Bilal Al Ayoubi, a 37-year-old Lebanese national, had only been in Sudan for a short time before he had to flee. He said he felt ‘very close’ to it.

"Its people are very kind and don't deserve what's happening to them," he said.

Hadia Aladwani of Egypt spent 16 years in Sudan, where her husband ran a plastics factory, staying through previous periods of turmoil including the protests that led to the army toppling long-time dictator Omar al-Bashir in 2019.

However, they decided this week that trying to ride out the current crisis was untenable. 

"We left our houses and belongings. So, for sure we feel as if we are in a nightmare", Aladwani said. 

Sleepless journey

The fighting in Sudan pits forces loyal to army chief Abdel Fattah al-Burhan against those backing his deputy turned rival Mohamed Hamdan Daglo, who commands the powerful paramilitary Rapid Support Forces (RSF).

Black smoke rises above Khartoum International Airport

Black smoke rises above Khartoum International Airport in Sudan on April 20, 2023 amid ongoing battles between the forces of two rival generals.
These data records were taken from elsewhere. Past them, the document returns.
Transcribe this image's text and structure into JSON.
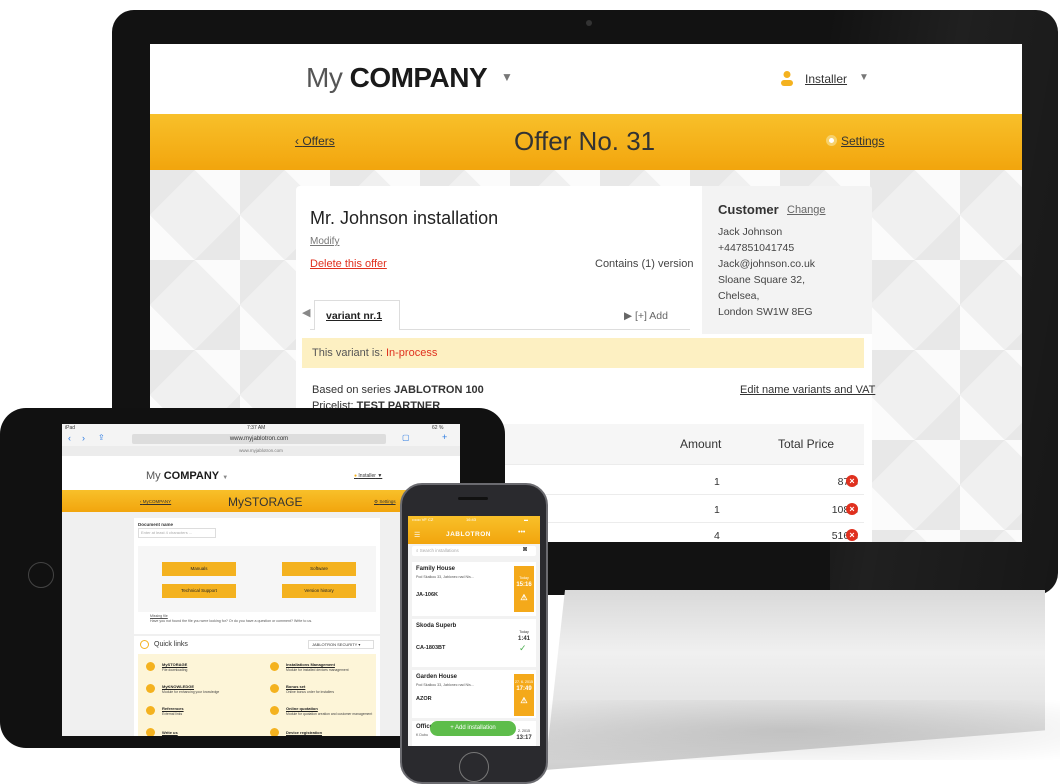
{
  "desktop": {
    "logo_light": "My",
    "logo_bold": "COMPANY",
    "user": "Installer",
    "back_link": "Offers",
    "page_title": "Offer No. 31",
    "settings": "Settings",
    "offer_name": "Mr. Johnson installation",
    "modify": "Modify",
    "delete": "Delete this offer",
    "contains": "Contains (1) version",
    "customer": {
      "title": "Customer",
      "change": "Change",
      "lines": [
        "Jack Johnson",
        "+447851041745",
        "Jack@johnson.co.uk",
        "Sloane Square 32,",
        "Chelsea,",
        "London SW1W 8EG"
      ]
    },
    "tab_label": "variant nr.1",
    "tab_add": "[+] Add",
    "status_prefix": "This variant is: ",
    "status_value": "In-process",
    "series_prefix": "Based on series ",
    "series_value": "JABLOTRON 100",
    "pricelist_prefix": "Pricelist: ",
    "pricelist_value": "TEST PARTNER",
    "edit_vat": "Edit name variants and VAT",
    "table": {
      "headers": [
        "Amount",
        "Total Price"
      ],
      "rows": [
        {
          "amount": "1",
          "price": "87 €"
        },
        {
          "amount": "1",
          "price": "108 €"
        },
        {
          "amount": "4",
          "price": "516 €"
        }
      ]
    }
  },
  "tablet": {
    "status_left": "iPad",
    "status_time": "7:37 AM",
    "status_right": "62 %",
    "url": "www.myjablotron.com",
    "sub_url": "www.myjablotron.com",
    "logo_light": "My",
    "logo_bold": "COMPANY",
    "user": "Installer",
    "back_link": "MyCOMPANY",
    "title": "MySTORAGE",
    "settings": "Settings",
    "doc_name_label": "Document name",
    "doc_placeholder": "Enter at least 4 characters ...",
    "buttons": [
      "Manuals",
      "Software",
      "Technical Support",
      "Version history"
    ],
    "missing_title": "Missing file",
    "missing_text": "Have you not found the file you were looking for? Or do you have a question or comment? Write to us.",
    "quick_links": "Quick links",
    "select_value": "JABLOTRON SECURITY",
    "links": [
      {
        "title": "MySTORAGE",
        "sub": "File downloading"
      },
      {
        "title": "Installations Management",
        "sub": "Module for installed devices management"
      },
      {
        "title": "MyKNOWLEDGE",
        "sub": "Module for enhancing your knowledge"
      },
      {
        "title": "Bonus set",
        "sub": "Online bonus order for installers"
      },
      {
        "title": "References",
        "sub": "External links"
      },
      {
        "title": "Online quotation",
        "sub": "Module for quotation creation and customer management"
      },
      {
        "title": "Write us",
        "sub": ""
      },
      {
        "title": "Device registration",
        "sub": ""
      }
    ]
  },
  "phone": {
    "status_carrier": "•••oo VF CZ",
    "status_time": "16:43",
    "title": "JABLOTRON",
    "search_placeholder": "Search installations",
    "cards": [
      {
        "name": "Family House",
        "addr": "Pod Skalkou 33, Jablonec nad Nis...",
        "code": "JA-106K",
        "side_label": "Today",
        "side_time": "15:16",
        "side_type": "alert"
      },
      {
        "name": "Skoda Superb",
        "addr": "",
        "code": "CA-1803BT",
        "side_label": "Today",
        "side_time": "1:41",
        "side_type": "ok"
      },
      {
        "name": "Garden House",
        "addr": "Pod Skalkou 33, Jablonec nad Nis...",
        "code": "AZOR",
        "side_label": "27. 6. 2015",
        "side_time": "17:49",
        "side_type": "alert"
      },
      {
        "name": "Office",
        "addr": "K Dubu",
        "code": "",
        "side_label": "2. 2015",
        "side_time": "13:17",
        "side_type": "plain"
      }
    ],
    "add_button": "+ Add installation"
  }
}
PHOTO | AFP

Read: Sudan war pools conflicting interests

At least 459 people have been killed and more than 4,000 wounded, according to UN agencies. 
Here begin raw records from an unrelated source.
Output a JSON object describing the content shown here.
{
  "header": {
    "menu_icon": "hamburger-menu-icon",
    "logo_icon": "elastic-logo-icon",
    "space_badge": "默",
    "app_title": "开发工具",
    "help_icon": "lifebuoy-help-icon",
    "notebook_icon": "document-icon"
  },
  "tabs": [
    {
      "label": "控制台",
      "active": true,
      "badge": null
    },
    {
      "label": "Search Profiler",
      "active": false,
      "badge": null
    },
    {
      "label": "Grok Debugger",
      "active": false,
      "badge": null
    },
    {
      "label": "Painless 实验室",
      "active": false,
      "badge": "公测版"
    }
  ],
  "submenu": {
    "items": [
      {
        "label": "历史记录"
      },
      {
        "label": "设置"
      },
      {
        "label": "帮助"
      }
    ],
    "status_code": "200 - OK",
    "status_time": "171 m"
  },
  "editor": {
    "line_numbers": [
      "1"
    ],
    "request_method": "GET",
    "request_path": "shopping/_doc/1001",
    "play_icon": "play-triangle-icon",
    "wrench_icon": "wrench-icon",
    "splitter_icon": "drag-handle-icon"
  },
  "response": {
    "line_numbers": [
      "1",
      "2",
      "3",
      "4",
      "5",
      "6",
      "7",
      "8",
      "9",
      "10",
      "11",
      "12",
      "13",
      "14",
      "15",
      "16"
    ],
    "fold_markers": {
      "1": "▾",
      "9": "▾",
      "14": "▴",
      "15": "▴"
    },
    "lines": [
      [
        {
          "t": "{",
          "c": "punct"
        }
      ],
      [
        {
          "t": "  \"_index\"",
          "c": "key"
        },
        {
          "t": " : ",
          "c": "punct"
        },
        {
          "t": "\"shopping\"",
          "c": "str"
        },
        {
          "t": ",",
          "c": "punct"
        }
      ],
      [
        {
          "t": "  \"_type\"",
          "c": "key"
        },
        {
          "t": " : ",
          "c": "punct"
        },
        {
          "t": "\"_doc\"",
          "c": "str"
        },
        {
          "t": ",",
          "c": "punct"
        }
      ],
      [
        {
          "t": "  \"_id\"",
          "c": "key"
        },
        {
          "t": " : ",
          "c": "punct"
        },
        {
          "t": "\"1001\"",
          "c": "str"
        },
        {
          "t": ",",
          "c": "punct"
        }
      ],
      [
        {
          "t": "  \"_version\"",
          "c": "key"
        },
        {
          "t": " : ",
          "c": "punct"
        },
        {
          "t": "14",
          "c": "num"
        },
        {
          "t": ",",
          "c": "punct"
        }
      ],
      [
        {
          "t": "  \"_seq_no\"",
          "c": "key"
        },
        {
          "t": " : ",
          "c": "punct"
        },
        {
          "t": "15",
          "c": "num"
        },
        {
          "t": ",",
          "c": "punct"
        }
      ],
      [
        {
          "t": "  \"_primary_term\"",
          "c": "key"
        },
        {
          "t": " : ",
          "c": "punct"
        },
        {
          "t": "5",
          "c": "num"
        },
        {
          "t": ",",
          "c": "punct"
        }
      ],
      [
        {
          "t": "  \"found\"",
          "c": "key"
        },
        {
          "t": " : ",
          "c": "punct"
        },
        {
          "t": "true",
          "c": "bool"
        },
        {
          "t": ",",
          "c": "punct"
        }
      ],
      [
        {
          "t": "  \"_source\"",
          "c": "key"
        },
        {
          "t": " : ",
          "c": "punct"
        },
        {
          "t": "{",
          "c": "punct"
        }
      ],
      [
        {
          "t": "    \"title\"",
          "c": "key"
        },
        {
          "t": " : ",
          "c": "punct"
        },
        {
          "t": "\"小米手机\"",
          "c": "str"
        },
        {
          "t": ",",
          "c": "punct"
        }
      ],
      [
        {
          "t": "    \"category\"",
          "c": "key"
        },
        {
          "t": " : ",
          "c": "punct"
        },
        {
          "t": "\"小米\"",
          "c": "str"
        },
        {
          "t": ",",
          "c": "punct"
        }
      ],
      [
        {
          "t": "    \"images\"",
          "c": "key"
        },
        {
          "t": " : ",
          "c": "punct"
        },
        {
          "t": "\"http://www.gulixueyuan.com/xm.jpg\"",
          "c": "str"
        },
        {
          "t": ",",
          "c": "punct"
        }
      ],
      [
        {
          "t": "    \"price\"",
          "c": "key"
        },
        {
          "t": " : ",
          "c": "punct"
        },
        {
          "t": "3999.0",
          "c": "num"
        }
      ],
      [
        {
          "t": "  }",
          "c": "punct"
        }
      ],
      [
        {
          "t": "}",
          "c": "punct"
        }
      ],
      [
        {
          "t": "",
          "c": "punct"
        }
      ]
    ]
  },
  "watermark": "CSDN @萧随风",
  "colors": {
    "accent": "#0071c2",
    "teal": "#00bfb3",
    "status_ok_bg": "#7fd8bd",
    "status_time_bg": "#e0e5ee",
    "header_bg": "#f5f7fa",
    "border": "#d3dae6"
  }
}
Evacuees began arriving in Saudi Arabia on Saturday, with boats that reached Jeddah carrying 150 people including foreign diplomats and officials.

On Monday, a C-130 Hercules military plane flew dozens of South Korean civilians to Jeddah's King Abdullah Air Base, and a boat ferried nearly 200 people from 14 countries across the Red Sea from Port Sudan.
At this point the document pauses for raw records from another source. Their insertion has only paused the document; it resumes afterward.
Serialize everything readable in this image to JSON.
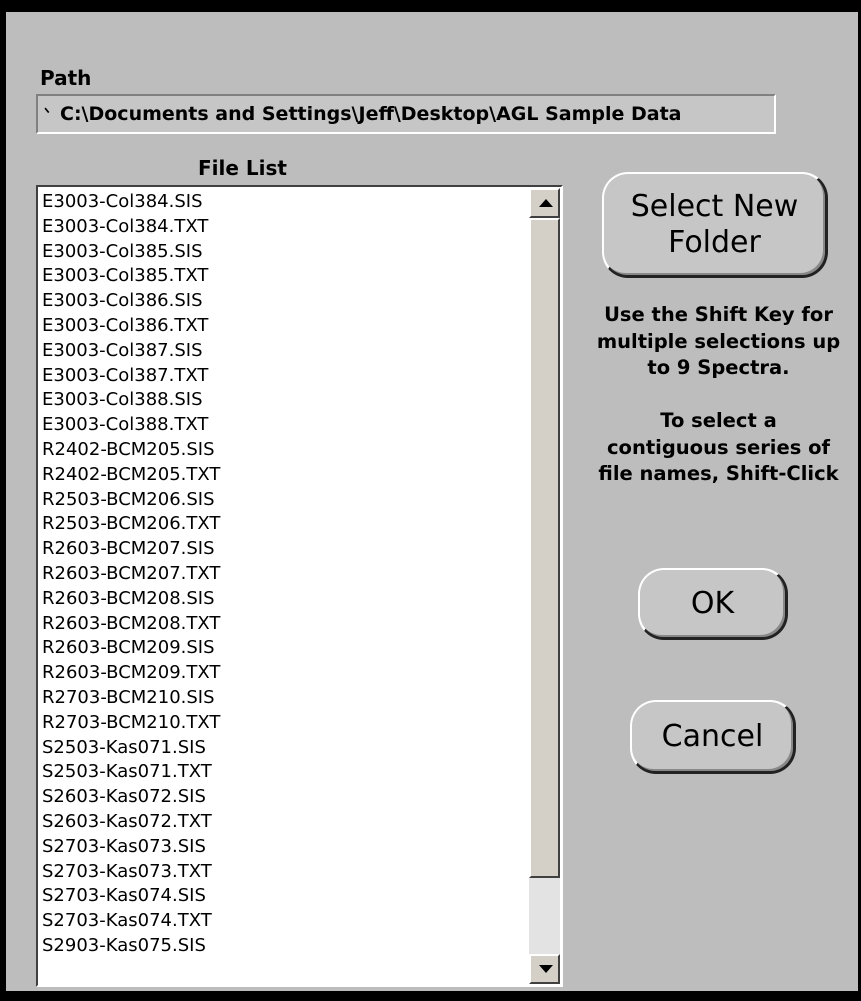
{
  "path": {
    "label": "Path",
    "icon": "tree-icon",
    "value": "C:\\Documents and Settings\\Jeff\\Desktop\\AGL Sample Data"
  },
  "file_list": {
    "label": "File List",
    "items": [
      "E3003-Col384.SIS",
      "E3003-Col384.TXT",
      "E3003-Col385.SIS",
      "E3003-Col385.TXT",
      "E3003-Col386.SIS",
      "E3003-Col386.TXT",
      "E3003-Col387.SIS",
      "E3003-Col387.TXT",
      "E3003-Col388.SIS",
      "E3003-Col388.TXT",
      "R2402-BCM205.SIS",
      "R2402-BCM205.TXT",
      "R2503-BCM206.SIS",
      "R2503-BCM206.TXT",
      "R2603-BCM207.SIS",
      "R2603-BCM207.TXT",
      "R2603-BCM208.SIS",
      "R2603-BCM208.TXT",
      "R2603-BCM209.SIS",
      "R2603-BCM209.TXT",
      "R2703-BCM210.SIS",
      "R2703-BCM210.TXT",
      "S2503-Kas071.SIS",
      "S2503-Kas071.TXT",
      "S2603-Kas072.SIS",
      "S2603-Kas072.TXT",
      "S2703-Kas073.SIS",
      "S2703-Kas073.TXT",
      "S2703-Kas074.SIS",
      "S2703-Kas074.TXT",
      "S2903-Kas075.SIS"
    ]
  },
  "buttons": {
    "select_new_folder": "Select New\nFolder",
    "ok": "OK",
    "cancel": "Cancel"
  },
  "help_text": "Use the Shift Key for\nmultiple selections up\nto 9 Spectra.\n\nTo select a\ncontiguous series of\nfile names, Shift-Click"
}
Wednesday's operation was by far the largest to date, and some passengers were crammed into stairwells for the 10-hour sea voyage.

After what many described as a sleepless night, the haggard-looking group was called country by country to retrieve their bags and go ashore where they were greeted by Saudi soldiers who handed them plastic-wrapped pink and red roses.

The passengers included a number of Syrian nationals who told AFP they had fled to Sudan after civil war erupted in their country in 2011, and who described a sense of shock that they were fleeing conflict yet again.

"We left our country because of the war and we reached another country which is also facing war. This experience, which we have lived twice, is very difficult," said 35-year-old Batool. 

As she spoke, her 17-year-old son Adham broke down crying.

"I left behind me so many dreams," he said, but was unable to speak further.